Sanya Kumar ’17 LLM will be spending her fellowship year at Reprieve, an international human rights organization based in London, which aims to abolish the death penalty or restrict its application worldwide. Her work will focus on South Asian female migrant workers employed in the Gulf States who have been sentenced to death. Kumar will author a report addressing the systemic barriers faced by these women in accessing the legal system and devise a gender-specific rights-based strategy to engage with law makers and policy makers to restrict the use of death penalty. She will identify cases for strategic litigation, and organize public education campaigns around the report.

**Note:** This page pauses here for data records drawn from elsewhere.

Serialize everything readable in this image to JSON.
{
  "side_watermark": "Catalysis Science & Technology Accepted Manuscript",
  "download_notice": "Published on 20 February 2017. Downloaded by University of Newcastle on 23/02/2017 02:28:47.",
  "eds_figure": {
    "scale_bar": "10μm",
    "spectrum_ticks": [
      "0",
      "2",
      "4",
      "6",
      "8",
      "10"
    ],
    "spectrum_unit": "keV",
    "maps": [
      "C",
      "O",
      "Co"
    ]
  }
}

At Yale, Kumar is an Inlaks Scholar and a Lillian Goldman Perpetual Scholar. Her areas of interest are criminal law, constitutional law, international human rights, and gender and the law. She is a part of the Lowenstein International Human Rights Clinic and has worked with the Capital Assistance Project and the Yale Journal of Law & Feminism. Before coming to Yale, Kumar received her law degree from National Law University, Delhi, where she was a Senior Student Fellow at the Centre for Constitutional Law, Policy and Governance. During law school, she was actively involved in various law reform initiatives—she assisted the Law Commission of India with a project involving review of the criminal justice system, and its report on the death penalty; and worked with the Government of Delhi on issues relating to amendments to rape laws and juvenile justice legislations.

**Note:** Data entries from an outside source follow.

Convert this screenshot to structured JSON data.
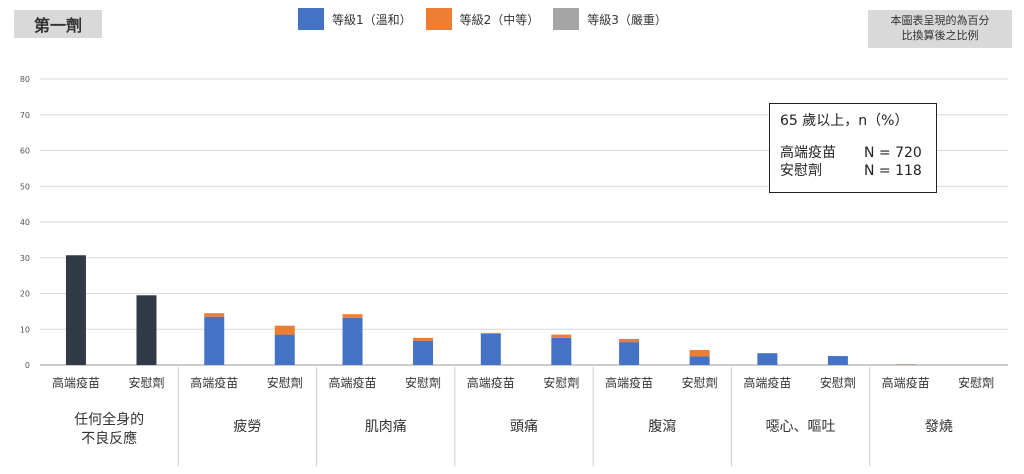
{
  "header": {
    "dose_label": "第一劑",
    "note": [
      "本圖表呈現的為百分",
      "比換算後之比例"
    ]
  },
  "legend": [
    {
      "label": "等級1（溫和）",
      "color": "#4472c4"
    },
    {
      "label": "等級2（中等）",
      "color": "#ed7d31"
    },
    {
      "label": "等級3（嚴重）",
      "color": "#a5a5a5"
    }
  ],
  "info_box": {
    "title": "65 歲以上，n（%）",
    "rows": [
      {
        "label": "高端疫苗",
        "value": "N = 720"
      },
      {
        "label": "安慰劑",
        "value": "N = 118"
      }
    ]
  },
  "chart_data": {
    "type": "bar",
    "stacked": true,
    "ylim": [
      0,
      80
    ],
    "yticks": [
      0,
      10,
      20,
      30,
      40,
      50,
      60,
      70,
      80
    ],
    "grid": true,
    "legend_position": "top",
    "groups": [
      {
        "label": [
          "任何全身的",
          "不良反應"
        ],
        "bars": [
          {
            "label": "高端疫苗",
            "total": 30.7,
            "grade1": null,
            "grade2": null,
            "grade3": null
          },
          {
            "label": "安慰劑",
            "total": 19.5,
            "grade1": null,
            "grade2": null,
            "grade3": null
          }
        ]
      },
      {
        "label": [
          "疲勞"
        ],
        "bars": [
          {
            "label": "高端疫苗",
            "grade1": 13.5,
            "grade2": 1.0,
            "grade3": 0
          },
          {
            "label": "安慰劑",
            "grade1": 8.5,
            "grade2": 2.5,
            "grade3": 0
          }
        ]
      },
      {
        "label": [
          "肌肉痛"
        ],
        "bars": [
          {
            "label": "高端疫苗",
            "grade1": 13.2,
            "grade2": 1.0,
            "grade3": 0
          },
          {
            "label": "安慰劑",
            "grade1": 6.8,
            "grade2": 0.8,
            "grade3": 0
          }
        ]
      },
      {
        "label": [
          "頭痛"
        ],
        "bars": [
          {
            "label": "高端疫苗",
            "grade1": 8.7,
            "grade2": 0.3,
            "grade3": 0
          },
          {
            "label": "安慰劑",
            "grade1": 7.6,
            "grade2": 0.9,
            "grade3": 0
          }
        ]
      },
      {
        "label": [
          "腹瀉"
        ],
        "bars": [
          {
            "label": "高端疫苗",
            "grade1": 6.4,
            "grade2": 0.9,
            "grade3": 0
          },
          {
            "label": "安慰劑",
            "grade1": 2.4,
            "grade2": 1.8,
            "grade3": 0
          }
        ]
      },
      {
        "label": [
          "噁心、嘔吐"
        ],
        "bars": [
          {
            "label": "高端疫苗",
            "grade1": 3.3,
            "grade2": 0,
            "grade3": 0
          },
          {
            "label": "安慰劑",
            "grade1": 2.5,
            "grade2": 0,
            "grade3": 0
          }
        ]
      },
      {
        "label": [
          "發燒"
        ],
        "bars": [
          {
            "label": "高端疫苗",
            "grade1": 0.1,
            "grade2": 0.1,
            "grade3": 0
          },
          {
            "label": "安慰劑",
            "grade1": 0,
            "grade2": 0,
            "grade3": 0
          }
        ]
      }
    ],
    "colors": {
      "total": "#323a48",
      "grade1": "#4472c4",
      "grade2": "#ed7d31",
      "grade3": "#a5a5a5"
    }
  }
}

Iulia Padeanu is a 2017 J.D. candidate at Yale Law School. She will be spending her Robina Fellowship year at the European Court of Human Rights, working both as a law clerk to one of the 47 judges and with the Court’s Research Division. The position offers a unique opportunity for recent graduates to observe and contribute to the work of the ECHR, one of the most important institutions in the application and development of international law. During the clerkship, Padeanu will research and draft opinions, write comparative legal reports on pressing human rights issues, and observe hearings in both the Chamber of the Court and the Grand Chamber.

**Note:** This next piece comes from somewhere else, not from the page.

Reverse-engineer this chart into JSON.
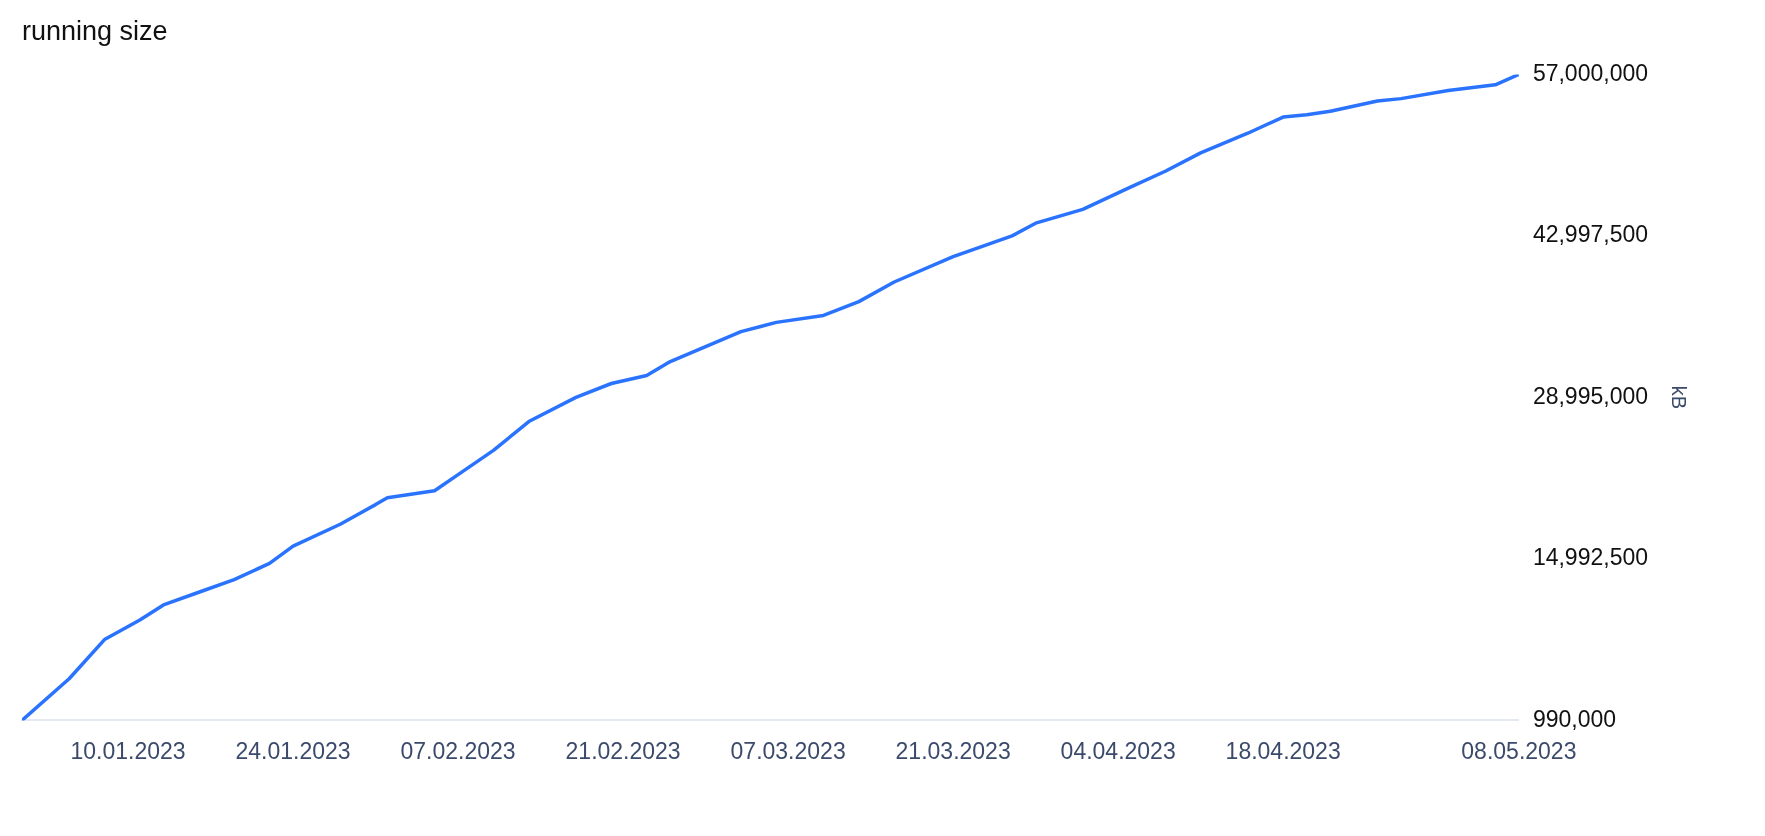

Prior to law school, Padeanu served as a Researcher and Facilitator at Co-operation Ireland in Belfast, Northern Ireland, where she wrote extensively on ethnic conflict issues and facilitated an EU-funded peace-building program aimed at integrating British Services families into the Northern Irish community. At YLS, Padeanu has focused on international law, human rights, and foreign policy. She serves as a Student Director for the Yale Law School Center for Global Legal Challenges, an Executive Editor of the Yale Journal of International Law and the Yale Law & Policy Review, and as the Scholarship Chair of the Yale Society of International Law. Padeanu has also worked as a Litigation Summer Associate at Shook Hardy & Bacon, Chicago and Kirkland & Ellis, Chicago. She received her B.A. in International Studies and History from Boston College and her M.A. in Comparative Ethnic Conflict from Queen’s University, Belfast.